Friday, April 06, 2012

Equal right to marry

I'm currently taking Constitutional Law in my second semester in law school, which is an American Bar Association-required course.

The Constitution is said to be the basis of the law of this land, and it does and doesn't enumerate some of the basic things we enjoy or are denied. Sometimes, the issues we talk about in class get pretty personal, and pretty exhausting to discuss.

Recently, we finished our section on the Equal Protection Clause of the 14th Amendment. The Equal Protection Clause state, "... nor deny to any person within its jurisdiction the equal protection of the laws."

A lot of the gay rights issue, like marriage, are discussed under this clause. We discussed the Proposition 8 case that got ruled in the 9th Circuit Court of Appeals. We also discussed a case called Windsor v. United States which is traveling through the 2nd Circuit. Windsor is a Defense of Marriage Act case, where a widow was charged a $350,000 estate tax when her wife passed away. Heterosexual couples are exempt from this tax.

We watched an arguably biased video by the ACLU (who represents Ms. Windsor) about this case, and it really struck a personal chord with me. I'm a pretty politically-minded person. I love current events and keep up with matters regarding legislature and elected officials. But I've always had a birds-eye-view approach to these matters, where I take myself out of the whole equation when forming opinions about certain issues. This included the right to marry for same sex couples. I believed in their right to marry from a macro standpoint of equal rights to all, and the effect that marriage has for practical matters like entitlement benefits.

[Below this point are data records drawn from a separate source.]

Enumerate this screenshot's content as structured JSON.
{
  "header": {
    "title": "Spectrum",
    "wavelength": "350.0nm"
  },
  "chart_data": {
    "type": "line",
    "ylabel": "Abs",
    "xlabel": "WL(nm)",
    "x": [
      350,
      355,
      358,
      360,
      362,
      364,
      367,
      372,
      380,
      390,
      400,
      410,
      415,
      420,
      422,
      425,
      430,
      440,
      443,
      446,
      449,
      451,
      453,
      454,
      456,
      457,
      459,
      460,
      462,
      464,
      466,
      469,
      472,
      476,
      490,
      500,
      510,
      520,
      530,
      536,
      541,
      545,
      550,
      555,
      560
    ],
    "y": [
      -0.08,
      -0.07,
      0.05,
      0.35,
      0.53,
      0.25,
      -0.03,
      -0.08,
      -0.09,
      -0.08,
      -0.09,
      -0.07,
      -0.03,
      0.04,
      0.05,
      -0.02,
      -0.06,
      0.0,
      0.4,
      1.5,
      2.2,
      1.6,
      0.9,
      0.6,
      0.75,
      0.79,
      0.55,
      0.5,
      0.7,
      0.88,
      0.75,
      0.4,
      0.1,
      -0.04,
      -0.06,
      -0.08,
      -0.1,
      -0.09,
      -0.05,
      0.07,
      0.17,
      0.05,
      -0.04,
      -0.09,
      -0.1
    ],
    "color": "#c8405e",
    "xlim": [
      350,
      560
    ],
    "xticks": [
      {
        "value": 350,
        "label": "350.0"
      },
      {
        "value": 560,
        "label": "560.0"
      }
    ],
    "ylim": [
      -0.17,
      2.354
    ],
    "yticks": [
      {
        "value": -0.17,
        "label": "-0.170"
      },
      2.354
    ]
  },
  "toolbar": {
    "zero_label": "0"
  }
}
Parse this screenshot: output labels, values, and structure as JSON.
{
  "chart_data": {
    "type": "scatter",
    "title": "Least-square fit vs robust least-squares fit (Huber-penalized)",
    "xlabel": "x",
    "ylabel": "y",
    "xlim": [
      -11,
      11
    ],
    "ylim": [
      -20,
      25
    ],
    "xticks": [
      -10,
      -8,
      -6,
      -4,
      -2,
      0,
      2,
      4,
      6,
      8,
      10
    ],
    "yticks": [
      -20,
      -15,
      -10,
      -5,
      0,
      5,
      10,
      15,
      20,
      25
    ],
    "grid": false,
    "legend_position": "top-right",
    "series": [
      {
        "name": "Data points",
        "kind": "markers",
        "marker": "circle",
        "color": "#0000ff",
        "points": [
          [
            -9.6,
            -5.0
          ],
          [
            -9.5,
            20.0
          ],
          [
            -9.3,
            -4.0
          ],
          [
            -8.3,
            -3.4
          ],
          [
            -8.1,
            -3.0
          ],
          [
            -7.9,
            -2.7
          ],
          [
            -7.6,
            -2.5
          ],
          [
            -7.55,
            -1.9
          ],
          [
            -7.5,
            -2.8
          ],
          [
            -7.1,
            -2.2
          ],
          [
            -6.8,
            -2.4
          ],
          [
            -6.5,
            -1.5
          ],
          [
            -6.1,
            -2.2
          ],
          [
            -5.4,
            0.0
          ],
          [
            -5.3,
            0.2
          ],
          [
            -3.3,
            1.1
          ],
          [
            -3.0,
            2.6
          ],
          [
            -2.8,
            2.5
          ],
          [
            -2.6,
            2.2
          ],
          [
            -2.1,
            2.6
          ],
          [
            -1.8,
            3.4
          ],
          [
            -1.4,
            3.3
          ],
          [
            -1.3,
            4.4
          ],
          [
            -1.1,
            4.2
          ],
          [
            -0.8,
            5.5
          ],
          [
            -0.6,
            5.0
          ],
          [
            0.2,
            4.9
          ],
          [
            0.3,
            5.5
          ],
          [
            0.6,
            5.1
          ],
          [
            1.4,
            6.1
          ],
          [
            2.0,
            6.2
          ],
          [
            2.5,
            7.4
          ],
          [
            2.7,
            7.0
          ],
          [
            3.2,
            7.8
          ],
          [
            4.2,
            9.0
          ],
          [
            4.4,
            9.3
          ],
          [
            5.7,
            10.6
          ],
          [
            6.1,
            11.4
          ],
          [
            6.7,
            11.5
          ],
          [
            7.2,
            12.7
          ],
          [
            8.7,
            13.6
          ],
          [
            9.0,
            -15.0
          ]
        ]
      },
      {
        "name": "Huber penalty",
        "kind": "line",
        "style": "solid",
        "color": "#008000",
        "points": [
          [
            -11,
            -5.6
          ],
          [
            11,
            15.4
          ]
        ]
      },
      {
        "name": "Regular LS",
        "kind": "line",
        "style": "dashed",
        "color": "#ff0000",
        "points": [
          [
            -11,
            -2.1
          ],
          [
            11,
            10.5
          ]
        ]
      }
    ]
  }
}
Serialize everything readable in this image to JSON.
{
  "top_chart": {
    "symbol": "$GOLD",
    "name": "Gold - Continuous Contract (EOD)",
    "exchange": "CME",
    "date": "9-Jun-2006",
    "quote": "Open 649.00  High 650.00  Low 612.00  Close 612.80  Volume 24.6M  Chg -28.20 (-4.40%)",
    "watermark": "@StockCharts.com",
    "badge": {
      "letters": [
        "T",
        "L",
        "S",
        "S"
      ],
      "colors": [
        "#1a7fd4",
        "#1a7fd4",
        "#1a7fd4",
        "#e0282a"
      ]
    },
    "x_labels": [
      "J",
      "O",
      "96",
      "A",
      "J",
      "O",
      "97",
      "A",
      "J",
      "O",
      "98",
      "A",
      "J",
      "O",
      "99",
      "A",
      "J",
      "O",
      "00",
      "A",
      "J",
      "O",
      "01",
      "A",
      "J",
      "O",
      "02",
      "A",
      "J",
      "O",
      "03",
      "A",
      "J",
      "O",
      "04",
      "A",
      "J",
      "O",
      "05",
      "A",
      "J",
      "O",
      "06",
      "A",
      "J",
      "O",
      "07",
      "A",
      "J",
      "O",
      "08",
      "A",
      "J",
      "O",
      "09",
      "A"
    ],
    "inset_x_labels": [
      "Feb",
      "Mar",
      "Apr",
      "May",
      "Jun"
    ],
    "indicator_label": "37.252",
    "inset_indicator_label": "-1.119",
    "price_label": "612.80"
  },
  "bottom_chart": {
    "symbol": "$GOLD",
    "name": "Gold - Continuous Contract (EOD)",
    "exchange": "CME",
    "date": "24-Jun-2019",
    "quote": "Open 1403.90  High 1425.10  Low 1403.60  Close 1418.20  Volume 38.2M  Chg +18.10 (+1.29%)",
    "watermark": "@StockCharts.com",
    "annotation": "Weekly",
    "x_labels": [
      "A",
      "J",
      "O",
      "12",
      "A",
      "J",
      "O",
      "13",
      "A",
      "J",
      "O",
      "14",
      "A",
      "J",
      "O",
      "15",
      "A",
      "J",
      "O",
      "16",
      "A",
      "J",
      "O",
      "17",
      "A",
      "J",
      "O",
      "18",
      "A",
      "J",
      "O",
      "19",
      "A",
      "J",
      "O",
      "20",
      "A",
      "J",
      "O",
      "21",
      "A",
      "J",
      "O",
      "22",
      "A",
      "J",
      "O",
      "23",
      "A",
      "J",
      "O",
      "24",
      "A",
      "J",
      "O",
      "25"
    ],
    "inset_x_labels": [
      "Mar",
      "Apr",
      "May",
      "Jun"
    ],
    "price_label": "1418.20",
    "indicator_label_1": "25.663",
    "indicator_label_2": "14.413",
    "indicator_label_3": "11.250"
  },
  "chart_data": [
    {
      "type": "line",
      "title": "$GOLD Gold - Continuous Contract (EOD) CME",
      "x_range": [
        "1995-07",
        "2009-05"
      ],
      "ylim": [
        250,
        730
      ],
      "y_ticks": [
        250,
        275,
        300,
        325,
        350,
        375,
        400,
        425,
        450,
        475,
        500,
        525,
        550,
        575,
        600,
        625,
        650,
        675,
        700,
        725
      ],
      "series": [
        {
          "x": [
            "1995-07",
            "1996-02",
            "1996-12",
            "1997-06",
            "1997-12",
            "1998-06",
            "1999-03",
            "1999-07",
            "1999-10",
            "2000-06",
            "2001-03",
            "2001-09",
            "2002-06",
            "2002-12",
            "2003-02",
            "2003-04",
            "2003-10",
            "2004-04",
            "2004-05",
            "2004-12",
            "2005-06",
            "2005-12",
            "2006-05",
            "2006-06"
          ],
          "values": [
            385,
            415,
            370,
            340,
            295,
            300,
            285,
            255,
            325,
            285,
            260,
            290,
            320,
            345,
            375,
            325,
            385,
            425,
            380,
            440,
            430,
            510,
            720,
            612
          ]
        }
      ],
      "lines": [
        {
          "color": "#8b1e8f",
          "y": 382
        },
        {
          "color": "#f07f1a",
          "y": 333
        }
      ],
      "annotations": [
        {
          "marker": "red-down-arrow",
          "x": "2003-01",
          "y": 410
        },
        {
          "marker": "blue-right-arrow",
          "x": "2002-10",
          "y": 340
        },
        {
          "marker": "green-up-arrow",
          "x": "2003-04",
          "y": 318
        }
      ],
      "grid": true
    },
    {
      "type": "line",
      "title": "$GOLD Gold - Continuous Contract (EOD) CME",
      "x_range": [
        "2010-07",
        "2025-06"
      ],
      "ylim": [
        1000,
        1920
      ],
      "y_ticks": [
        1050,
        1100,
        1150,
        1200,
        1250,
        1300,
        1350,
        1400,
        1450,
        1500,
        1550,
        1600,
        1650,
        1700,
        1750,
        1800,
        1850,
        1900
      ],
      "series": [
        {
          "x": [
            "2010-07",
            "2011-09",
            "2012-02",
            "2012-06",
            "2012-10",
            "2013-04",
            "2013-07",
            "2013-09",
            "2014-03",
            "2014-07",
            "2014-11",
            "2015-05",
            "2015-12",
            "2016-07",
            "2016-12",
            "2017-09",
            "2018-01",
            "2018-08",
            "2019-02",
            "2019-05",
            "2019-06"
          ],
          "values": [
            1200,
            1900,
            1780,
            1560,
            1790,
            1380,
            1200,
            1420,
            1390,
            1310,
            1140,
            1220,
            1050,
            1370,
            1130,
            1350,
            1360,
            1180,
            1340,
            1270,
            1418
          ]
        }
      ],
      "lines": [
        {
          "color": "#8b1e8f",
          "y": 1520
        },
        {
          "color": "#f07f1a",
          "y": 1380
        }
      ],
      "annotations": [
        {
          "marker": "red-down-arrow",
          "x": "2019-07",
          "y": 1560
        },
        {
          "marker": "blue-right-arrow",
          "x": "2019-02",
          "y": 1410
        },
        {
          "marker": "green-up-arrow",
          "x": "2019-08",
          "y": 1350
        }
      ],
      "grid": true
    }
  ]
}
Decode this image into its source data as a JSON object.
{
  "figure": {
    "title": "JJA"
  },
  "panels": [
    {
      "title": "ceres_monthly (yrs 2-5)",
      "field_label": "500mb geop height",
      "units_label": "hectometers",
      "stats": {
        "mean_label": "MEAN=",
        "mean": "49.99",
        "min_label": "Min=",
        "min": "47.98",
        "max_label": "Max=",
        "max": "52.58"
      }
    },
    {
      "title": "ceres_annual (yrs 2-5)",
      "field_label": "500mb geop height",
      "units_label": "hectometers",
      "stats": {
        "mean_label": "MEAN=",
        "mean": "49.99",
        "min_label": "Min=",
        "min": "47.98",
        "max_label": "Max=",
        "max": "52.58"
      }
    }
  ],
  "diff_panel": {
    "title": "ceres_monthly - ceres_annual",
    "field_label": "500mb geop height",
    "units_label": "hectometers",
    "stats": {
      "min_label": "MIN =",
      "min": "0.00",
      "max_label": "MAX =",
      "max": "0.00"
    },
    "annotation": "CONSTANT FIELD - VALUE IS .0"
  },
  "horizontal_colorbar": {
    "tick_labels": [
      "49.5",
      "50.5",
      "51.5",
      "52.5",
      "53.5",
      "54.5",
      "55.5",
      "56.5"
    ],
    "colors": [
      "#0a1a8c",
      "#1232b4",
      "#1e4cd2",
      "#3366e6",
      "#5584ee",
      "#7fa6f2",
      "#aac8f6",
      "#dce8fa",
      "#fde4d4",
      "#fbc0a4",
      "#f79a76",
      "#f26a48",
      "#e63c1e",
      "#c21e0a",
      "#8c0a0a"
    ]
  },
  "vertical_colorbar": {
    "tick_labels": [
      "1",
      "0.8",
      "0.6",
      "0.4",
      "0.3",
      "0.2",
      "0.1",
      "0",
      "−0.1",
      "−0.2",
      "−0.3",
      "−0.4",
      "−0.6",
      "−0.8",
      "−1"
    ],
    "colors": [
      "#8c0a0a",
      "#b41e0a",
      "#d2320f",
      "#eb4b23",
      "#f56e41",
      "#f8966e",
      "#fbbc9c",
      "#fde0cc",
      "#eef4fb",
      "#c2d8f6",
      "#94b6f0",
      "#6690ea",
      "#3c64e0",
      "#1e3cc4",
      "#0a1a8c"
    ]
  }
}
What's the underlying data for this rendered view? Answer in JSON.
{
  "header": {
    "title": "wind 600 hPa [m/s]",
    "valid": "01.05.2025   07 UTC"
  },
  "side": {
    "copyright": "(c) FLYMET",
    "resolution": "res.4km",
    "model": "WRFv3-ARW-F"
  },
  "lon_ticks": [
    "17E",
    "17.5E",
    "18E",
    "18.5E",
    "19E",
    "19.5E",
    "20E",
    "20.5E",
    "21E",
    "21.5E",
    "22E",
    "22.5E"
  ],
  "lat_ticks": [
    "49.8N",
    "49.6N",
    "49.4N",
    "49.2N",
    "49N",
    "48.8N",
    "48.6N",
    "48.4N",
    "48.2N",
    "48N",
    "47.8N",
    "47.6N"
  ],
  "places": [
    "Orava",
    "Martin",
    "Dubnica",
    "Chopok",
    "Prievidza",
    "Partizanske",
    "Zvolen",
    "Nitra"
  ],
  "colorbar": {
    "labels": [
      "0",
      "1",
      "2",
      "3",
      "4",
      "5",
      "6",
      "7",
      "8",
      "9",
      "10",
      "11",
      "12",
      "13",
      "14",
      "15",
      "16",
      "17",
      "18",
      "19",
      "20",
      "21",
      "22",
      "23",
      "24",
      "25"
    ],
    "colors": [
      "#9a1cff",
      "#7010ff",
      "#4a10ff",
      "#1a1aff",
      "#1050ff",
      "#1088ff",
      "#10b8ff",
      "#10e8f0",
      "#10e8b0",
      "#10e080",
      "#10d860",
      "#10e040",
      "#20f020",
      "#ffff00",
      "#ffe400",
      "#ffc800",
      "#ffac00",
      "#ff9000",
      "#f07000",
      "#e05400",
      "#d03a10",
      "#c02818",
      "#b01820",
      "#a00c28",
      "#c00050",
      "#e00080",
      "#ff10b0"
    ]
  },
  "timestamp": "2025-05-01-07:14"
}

Recently, I had a paradigm-shifting experience that turned all of this into a pretty personal matter to me.

Without going into too much detail, I had a sudden realization about the basic fundamental emotional basis of this marriage issue. In our crazy lives, it's a rarity to even find friends that you want sticking around for a lifetime. Sometimes, you don't even like your own blood family members, for one reason or another. It's such a miracle when two people find each other and know in their hearts that their lives are going to be together. This event should be celebrated. It should be praised through the roof, and should be held as the standard of what the "pursuit of happiness" is supposed to be, which is such a fundamental element of the American ethos.

When you find someone you want to spend the rest of your life with, it's one of the few times in your entire life where such certainty has never been so crystal clear. Yet, for the government to step in and legally devalue this basic fundamental certainty... it just breaks my heart. The pure unfairness of it all puts a knot in my throat. How can you take away from something that is so few people get to enjoy and yet everyone wants?

Until now, I skipped this emotional part of the gay marriage issue, which is essentially the heart of the battle (no pun intended). I still believe in the practical policy rational for gay marriage. But I now believe it to the core on the emotional end, and sincerely hope that everyone gets to enjoy the full extent of the love they were so blessed to find.